教室の空気ががらりと変わる。女学生は真っ赤になってうつむき、男子学生はしかめ面で呆然と目を泳がせる。誰かが噴きだした。「笑い声が一段と高くなって、四十いくつかの若い口がすべて大きく開いて震え、耳を聾せんばかりに、彼を笑い、黒板を笑い、愛を笑った」。
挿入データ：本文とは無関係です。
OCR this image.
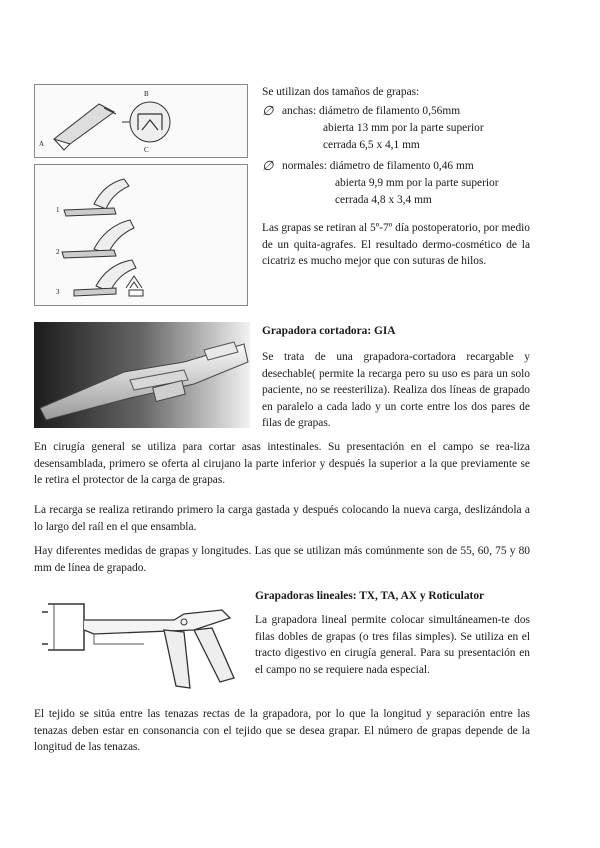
A
B
C
1
2
3

Se utilizan dos tamaños de grapas:

∅ anchas: diámetro de filamento 0,56mm
abierta 13 mm por la parte superior
cerrada 6,5 x 4,1 mm
∅ normales: diámetro de filamento 0,46 mm
abierta 9,9 mm por la parte superior
cerrada 4,8 x 3,4 mm

Las grapas se retiran al 5º-7º día postoperatorio, por medio de un quita-agrafes. El resultado dermo-cosmético de la cicatriz es mucho mejor que con suturas de hilos.

Grapadora cortadora: GIA

Se trata de una grapadora-cortadora recargable y desechable( permite la recarga pero su uso es para un solo paciente, no se reesteriliza). Realiza dos líneas de grapado en paralelo a cada lado y un corte entre los dos pares de filas de grapas.

En cirugía general se utiliza para cortar asas intestinales. Su presentación en el campo se rea-liza desensamblada, primero se oferta al cirujano la parte inferior y después la superior a la que previamente se le retira el protector de la carga de grapas.

La recarga se realiza retirando primero la carga gastada y después colocando la nueva carga, deslizándola a lo largo del raíl en el que ensambla.

Hay diferentes medidas de grapas y longitudes. Las que se utilizan más comúnmente son de 55, 60, 75 y 80 mm de línea de grapado.

Grapadoras lineales: TX, TA, AX y Roticulator

La grapadora lineal permite colocar simultáneamen-te dos filas dobles de grapas (o tres filas simples). Se utiliza en el tracto digestivo en cirugía general. Para su presentación en el campo no se requiere nada especial.

El tejido se sitúa entre las tenazas rectas de la grapadora, por lo que la longitud y separación entre las tenazas deben estar en consonancia con el tejido que se desea grapar. El número de grapas depende de la longitud de las tenazas.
酒公は立ちすくみ、そそくさと中学校を去る。
ふたたび村に帰って代筆業をはじめたが、星の悪い彼のもとに結婚の祝辞などの注文は来ない。彼が書けるのはただひとつ、墓碑だけだった。状元墓のある山は風水では埋葬にいいとされ、山は墓で埋めつくされた。大半が酒公の手跡になる。
彼の字は柳公権を骨格にし、蘇東坡を肌に持ち、力強く円熟した、端正かつ活発なものなので、ひときわ人目をひきつけた。他郷からの旅行者は、この山を訪ねても、湖や山の景色をよそに、茂った木々や野の花々を打っちゃり、警告に流れる滝をそっちのけに、山のこの墓碑の一つ一つを愛でるのだった。
碑を書くときの報酬は、酒と肴だった。近隣に酒豪の評判が轟き、彼に「酒公」のあだ名がつく。余秋雨が墓だらけの山にふらりと立ち寄ったのはそのころである。「山一面のすばらしい書法に目を見張った。張先生の出自を聞いてから、再び山上の墓碑の間をさまよった」。それが酒公の墓碑を書く機縁になったのである。